De laatste stop in Iran is Bam, met de beroemde oude stad en citadel. We overnachten in het bij reizigers populaire guesthouse van Akhbar, een voormalig leraar Engels. De citadel is een prachtig eeuwenoud bouwsel van zand en leem. De zonsondergang bekijken vanaf de stadsmuren is een onvergetelijke ervaring. 's Avonds proosten we op Bastienne's verjaardag met Bavaria malt. Geen alcohol te krijgen uiteraard, in dit streng Islamitische land. De volgende dag rijden we naar de grenspost tussen Iran en Pakistan - de afsluiting van het eerste bezoek aan Iran.

Aardbeving
Ruim een jaar later staan we weer bij dezelfde grenspost. Nu met onze neus de andere kant op. Bij een klein restaurantje van de Iraanse douane zullen we overnachten.
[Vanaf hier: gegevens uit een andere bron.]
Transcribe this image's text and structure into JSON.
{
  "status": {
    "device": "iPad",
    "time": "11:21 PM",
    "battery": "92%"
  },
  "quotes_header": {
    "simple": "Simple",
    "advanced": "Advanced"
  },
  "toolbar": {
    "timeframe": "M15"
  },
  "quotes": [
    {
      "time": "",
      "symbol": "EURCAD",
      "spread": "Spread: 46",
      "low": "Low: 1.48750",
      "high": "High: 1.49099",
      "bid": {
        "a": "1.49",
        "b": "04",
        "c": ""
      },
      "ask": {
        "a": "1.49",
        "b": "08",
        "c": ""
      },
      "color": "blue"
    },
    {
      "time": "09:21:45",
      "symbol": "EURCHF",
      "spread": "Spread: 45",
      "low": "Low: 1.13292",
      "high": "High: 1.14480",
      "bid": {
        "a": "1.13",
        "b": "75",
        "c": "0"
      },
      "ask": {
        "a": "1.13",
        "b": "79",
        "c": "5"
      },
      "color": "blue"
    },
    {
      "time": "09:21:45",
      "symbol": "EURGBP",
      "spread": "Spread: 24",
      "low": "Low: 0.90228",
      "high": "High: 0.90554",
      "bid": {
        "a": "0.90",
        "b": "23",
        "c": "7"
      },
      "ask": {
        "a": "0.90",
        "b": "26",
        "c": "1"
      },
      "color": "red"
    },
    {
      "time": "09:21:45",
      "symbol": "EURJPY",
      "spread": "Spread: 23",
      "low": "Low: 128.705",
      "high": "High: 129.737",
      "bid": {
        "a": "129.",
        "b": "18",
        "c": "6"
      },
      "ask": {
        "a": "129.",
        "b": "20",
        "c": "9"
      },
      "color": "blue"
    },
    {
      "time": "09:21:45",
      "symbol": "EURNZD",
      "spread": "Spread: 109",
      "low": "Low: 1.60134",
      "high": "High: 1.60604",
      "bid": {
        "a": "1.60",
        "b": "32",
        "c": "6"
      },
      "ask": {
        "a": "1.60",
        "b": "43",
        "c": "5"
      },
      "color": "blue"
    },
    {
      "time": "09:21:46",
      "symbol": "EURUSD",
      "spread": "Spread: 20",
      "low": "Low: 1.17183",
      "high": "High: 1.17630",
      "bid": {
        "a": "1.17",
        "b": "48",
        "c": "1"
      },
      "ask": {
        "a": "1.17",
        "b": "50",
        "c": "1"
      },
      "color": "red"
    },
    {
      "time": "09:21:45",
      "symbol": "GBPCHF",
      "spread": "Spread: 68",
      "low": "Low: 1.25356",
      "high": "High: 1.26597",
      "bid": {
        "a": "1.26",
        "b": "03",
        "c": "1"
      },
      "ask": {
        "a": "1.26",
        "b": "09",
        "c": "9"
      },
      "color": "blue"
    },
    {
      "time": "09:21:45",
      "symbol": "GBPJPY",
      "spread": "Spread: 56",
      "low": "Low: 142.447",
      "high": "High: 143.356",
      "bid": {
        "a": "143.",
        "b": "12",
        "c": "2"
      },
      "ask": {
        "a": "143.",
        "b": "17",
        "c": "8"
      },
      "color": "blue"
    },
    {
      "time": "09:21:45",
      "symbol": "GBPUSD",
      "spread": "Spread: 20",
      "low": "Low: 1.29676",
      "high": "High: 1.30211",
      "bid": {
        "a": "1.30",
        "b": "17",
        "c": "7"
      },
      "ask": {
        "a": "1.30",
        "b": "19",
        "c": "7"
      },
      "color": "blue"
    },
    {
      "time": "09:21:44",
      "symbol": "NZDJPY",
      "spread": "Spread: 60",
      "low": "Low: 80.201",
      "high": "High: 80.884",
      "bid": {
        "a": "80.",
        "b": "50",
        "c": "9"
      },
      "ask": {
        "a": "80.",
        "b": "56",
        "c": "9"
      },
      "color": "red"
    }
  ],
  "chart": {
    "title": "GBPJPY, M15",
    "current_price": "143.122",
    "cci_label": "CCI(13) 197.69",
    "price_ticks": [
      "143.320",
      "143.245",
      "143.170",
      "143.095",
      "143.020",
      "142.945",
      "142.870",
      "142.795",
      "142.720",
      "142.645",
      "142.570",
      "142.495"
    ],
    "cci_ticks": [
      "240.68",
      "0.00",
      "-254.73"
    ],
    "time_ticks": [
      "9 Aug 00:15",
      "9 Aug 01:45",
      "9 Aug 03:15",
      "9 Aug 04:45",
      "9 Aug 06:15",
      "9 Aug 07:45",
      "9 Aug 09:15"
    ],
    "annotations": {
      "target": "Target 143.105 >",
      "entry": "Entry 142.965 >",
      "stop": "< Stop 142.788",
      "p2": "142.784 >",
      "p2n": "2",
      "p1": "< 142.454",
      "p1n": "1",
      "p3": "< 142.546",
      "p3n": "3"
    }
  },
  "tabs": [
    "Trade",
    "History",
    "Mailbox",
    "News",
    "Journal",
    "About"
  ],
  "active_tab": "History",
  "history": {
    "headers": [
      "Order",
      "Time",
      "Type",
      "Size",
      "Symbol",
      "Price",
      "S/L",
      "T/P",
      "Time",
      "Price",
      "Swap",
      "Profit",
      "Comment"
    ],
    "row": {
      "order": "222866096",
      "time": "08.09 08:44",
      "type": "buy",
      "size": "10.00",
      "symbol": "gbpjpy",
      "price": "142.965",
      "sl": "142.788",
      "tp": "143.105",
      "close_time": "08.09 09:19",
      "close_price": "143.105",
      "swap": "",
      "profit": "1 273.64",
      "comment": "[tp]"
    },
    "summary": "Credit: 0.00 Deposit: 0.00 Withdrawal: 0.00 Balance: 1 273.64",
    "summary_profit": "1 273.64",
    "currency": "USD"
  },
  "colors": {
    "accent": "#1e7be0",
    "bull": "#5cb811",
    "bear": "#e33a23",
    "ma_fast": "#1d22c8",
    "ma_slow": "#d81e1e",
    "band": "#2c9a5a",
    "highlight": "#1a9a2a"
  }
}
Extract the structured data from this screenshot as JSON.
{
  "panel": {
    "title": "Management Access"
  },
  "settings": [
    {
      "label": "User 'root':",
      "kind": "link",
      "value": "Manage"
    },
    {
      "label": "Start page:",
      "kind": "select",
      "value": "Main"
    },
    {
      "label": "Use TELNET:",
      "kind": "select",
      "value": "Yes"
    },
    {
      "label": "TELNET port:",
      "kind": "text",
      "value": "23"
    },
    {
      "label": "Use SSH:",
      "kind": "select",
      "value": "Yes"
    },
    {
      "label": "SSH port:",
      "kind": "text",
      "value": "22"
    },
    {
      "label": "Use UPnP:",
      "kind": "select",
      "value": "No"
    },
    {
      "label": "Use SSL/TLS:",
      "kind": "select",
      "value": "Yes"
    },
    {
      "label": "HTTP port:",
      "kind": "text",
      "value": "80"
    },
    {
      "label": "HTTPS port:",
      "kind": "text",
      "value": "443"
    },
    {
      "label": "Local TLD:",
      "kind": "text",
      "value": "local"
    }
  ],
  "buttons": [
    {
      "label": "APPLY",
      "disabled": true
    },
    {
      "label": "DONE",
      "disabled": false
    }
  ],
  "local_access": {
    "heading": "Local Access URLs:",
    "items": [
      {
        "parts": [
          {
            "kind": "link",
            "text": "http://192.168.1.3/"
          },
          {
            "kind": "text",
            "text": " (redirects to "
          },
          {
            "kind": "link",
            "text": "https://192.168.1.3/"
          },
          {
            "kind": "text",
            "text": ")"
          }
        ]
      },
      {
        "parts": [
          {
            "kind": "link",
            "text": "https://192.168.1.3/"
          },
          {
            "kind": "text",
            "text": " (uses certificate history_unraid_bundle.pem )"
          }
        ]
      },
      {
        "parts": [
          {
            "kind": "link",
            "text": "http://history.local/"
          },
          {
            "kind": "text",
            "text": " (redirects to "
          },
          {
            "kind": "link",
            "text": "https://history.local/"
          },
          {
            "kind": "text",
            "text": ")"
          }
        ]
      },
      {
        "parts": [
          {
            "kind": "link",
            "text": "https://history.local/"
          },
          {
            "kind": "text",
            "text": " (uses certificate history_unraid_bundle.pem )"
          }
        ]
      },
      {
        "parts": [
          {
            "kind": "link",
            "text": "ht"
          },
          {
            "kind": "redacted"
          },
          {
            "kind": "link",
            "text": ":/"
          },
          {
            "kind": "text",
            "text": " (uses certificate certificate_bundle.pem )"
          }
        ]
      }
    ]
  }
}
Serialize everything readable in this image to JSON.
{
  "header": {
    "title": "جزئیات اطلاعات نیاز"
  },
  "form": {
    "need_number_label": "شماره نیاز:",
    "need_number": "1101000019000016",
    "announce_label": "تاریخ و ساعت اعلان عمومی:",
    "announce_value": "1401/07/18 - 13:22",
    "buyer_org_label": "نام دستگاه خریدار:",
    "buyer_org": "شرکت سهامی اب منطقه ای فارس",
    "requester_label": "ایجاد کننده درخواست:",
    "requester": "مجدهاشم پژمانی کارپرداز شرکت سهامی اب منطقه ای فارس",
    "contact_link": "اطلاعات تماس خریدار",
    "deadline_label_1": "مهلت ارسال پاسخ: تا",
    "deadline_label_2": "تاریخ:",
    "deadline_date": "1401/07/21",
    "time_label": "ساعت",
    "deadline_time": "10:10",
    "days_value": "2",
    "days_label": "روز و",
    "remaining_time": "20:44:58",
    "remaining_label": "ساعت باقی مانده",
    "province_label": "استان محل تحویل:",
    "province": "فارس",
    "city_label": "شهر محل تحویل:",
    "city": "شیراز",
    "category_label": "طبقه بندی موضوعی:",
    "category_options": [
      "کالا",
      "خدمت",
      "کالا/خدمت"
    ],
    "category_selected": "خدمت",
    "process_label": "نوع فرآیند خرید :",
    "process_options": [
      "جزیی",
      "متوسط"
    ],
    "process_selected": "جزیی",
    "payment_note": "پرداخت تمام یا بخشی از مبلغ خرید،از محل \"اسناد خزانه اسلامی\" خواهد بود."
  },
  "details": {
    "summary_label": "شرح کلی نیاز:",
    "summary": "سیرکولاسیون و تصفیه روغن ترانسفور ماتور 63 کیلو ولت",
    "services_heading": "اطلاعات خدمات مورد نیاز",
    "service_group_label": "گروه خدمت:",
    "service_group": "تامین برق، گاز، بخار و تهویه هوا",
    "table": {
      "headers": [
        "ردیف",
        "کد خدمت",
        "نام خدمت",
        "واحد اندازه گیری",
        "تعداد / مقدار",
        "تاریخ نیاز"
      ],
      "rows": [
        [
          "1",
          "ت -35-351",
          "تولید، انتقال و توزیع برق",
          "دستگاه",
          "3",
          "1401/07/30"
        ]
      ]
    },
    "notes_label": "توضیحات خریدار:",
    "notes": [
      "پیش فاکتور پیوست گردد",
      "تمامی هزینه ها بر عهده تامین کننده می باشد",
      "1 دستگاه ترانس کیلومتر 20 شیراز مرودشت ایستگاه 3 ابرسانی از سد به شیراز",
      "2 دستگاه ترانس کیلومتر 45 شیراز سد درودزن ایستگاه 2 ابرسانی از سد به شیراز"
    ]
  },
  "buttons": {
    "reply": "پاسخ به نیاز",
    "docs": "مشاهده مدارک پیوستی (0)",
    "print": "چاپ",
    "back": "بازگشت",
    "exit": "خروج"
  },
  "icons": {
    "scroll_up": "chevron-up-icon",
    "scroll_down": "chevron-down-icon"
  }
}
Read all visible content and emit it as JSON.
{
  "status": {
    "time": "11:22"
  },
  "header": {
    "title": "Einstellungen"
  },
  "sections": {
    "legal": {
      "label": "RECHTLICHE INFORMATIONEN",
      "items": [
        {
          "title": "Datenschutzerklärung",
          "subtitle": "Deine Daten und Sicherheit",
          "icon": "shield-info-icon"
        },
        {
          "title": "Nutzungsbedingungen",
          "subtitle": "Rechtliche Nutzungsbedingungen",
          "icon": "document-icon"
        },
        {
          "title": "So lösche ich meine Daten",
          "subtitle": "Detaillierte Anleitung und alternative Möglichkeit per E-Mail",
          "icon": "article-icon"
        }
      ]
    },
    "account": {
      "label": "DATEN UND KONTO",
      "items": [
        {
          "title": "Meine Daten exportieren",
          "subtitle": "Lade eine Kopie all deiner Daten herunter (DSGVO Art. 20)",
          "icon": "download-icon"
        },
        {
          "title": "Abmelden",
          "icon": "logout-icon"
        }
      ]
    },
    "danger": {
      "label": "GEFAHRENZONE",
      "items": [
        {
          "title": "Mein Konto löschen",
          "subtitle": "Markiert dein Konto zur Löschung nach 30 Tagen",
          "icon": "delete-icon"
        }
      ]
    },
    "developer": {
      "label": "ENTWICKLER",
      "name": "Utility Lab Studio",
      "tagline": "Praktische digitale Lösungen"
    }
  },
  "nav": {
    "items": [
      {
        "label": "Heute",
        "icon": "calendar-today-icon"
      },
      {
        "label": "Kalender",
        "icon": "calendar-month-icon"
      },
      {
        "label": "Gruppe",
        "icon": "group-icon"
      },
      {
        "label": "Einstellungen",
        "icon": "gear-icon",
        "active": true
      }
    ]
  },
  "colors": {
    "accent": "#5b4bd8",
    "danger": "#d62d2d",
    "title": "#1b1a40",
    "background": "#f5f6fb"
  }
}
We hebben net op de wereldontvanger naar het BBC-nieuws geluisterd en hoorden nieuws waarvan we denken dat de mensen in het restaurant het ook wel willen weten.
'Bam is door een aardbeving getroffen!' Ongeïnteresseerd kijken de paar soldaten en chauffeurs mij aan.'De citadel is verwoest en er zijn duizenden doden gevallen!' probeer ik nog eens.'We hebben het op het nieuws gehoord,' maken de mannen kortaf kenbaar in Farsi en ze gaan verder met eten. De gasten van het restaurantje bij de douane in het Iraanse grensplaatsje Mirjave lijken niet onder de indruk van de berichten over de ramp 400 kilometer verderop.
In onze auto volgen we nog een tijdje het BBC-nieuws op de radio. Het stadje waar we morgen hoopten aan te komen om een paar dagen te verblijven en de jaarwisseling te vieren heeft minstens 6000 maar misschien wel 20.000 van zijn inwoners verloren. Wat zullen we aantreffen? Kunnen we de weg wel vervolgen of moeten we letterlijk duizenden kilometers omrijden? Onrustig vallen we in slaap.
De volgende ochtend staan we vroeg op. We proberen wat diesel te krijgen in Mirjave, maar twintig liter is het maximum met het oog op smokkel naar Pakistan. De eerst volgende grote stad is Zahedan, 85 kilometer van de grens. Hier is een internetcafé en dus kunnen we alvast onze familie melden dat wij niet in Bam waren tijdens de aardbeving. Het vinden van diesel levert in Zahedan nog meer problemen op dan in Mirjave. Opnieuw in verband met smokkel, dit keer naar Afghanistan, is diesel op de bon. En die bonnen hebben wij niet, maar we hebben wel een lege tank. Uiteindelijk schenkt een Iraanse heer, die de starre pompbediendes boos toespreekt, ons ruim vijftig liter. Een gift ter waarde van 65 eurocent. Ondertussen worden overigens ijverig vaten volgetankt voor de smokkelaars.

Verpulverd
Pas een paar kilometer voor Bam zien we de eerste sporen van de aardbeving. In een buitenwijk maken we foto's van een paar vrolijke soldaten die met een bulldozer puin aan het ruimen zijn. Zodra we het centrum inrijden wordt de omvang van de ramp duidelijk. Op een enkel gebouw na, staats niets meer overeind. In de meeste wijken zijn de mensen al geëvacueerd, maar her en der zitten families bij een tent van de Rode Halve Maan (de islamitische zuster van het Rode Kruis) en de restanten van hun inboedel te wachten op wat komen gaat.
Dichtbij de oude citadel is de verwoesting het grootst. Het lijkt wel of het epicentrum van de beving zich precies onder de oude stad bevond. Hier wordt ook nog druk gegraven naar slachtoffers. Een paar levenloze lichamen gehuld in dekens worden op een pickup geladen. Een man vertelt dat het hier onder andere om een moeder en haar baby gaat. Later zien we een paar mannen lichamen op een karretje vervoeren. Een van de mannen spreekt mij aan en vertelt dat hij een vluchteling uit Afghanistan is. Van de ene ramp is hij in de volgende ramp terecht gekomen.
De citadel die we vorig jaar nog in al zijn pracht hebben kunnen bewonderen is volledig tot stof vergaan. De lemen muren die deze burcht zo bijzonder maakten zijn door de schok verpulverd. Vlakbij de plek waar eens de ingang was staat het huisje van het toeristenbureau. Geheel ongeschonden. Het gebouwtje is van baksteen en dus in tegenstelling tot de lemen huizen wél tegen aardbevingen bestand...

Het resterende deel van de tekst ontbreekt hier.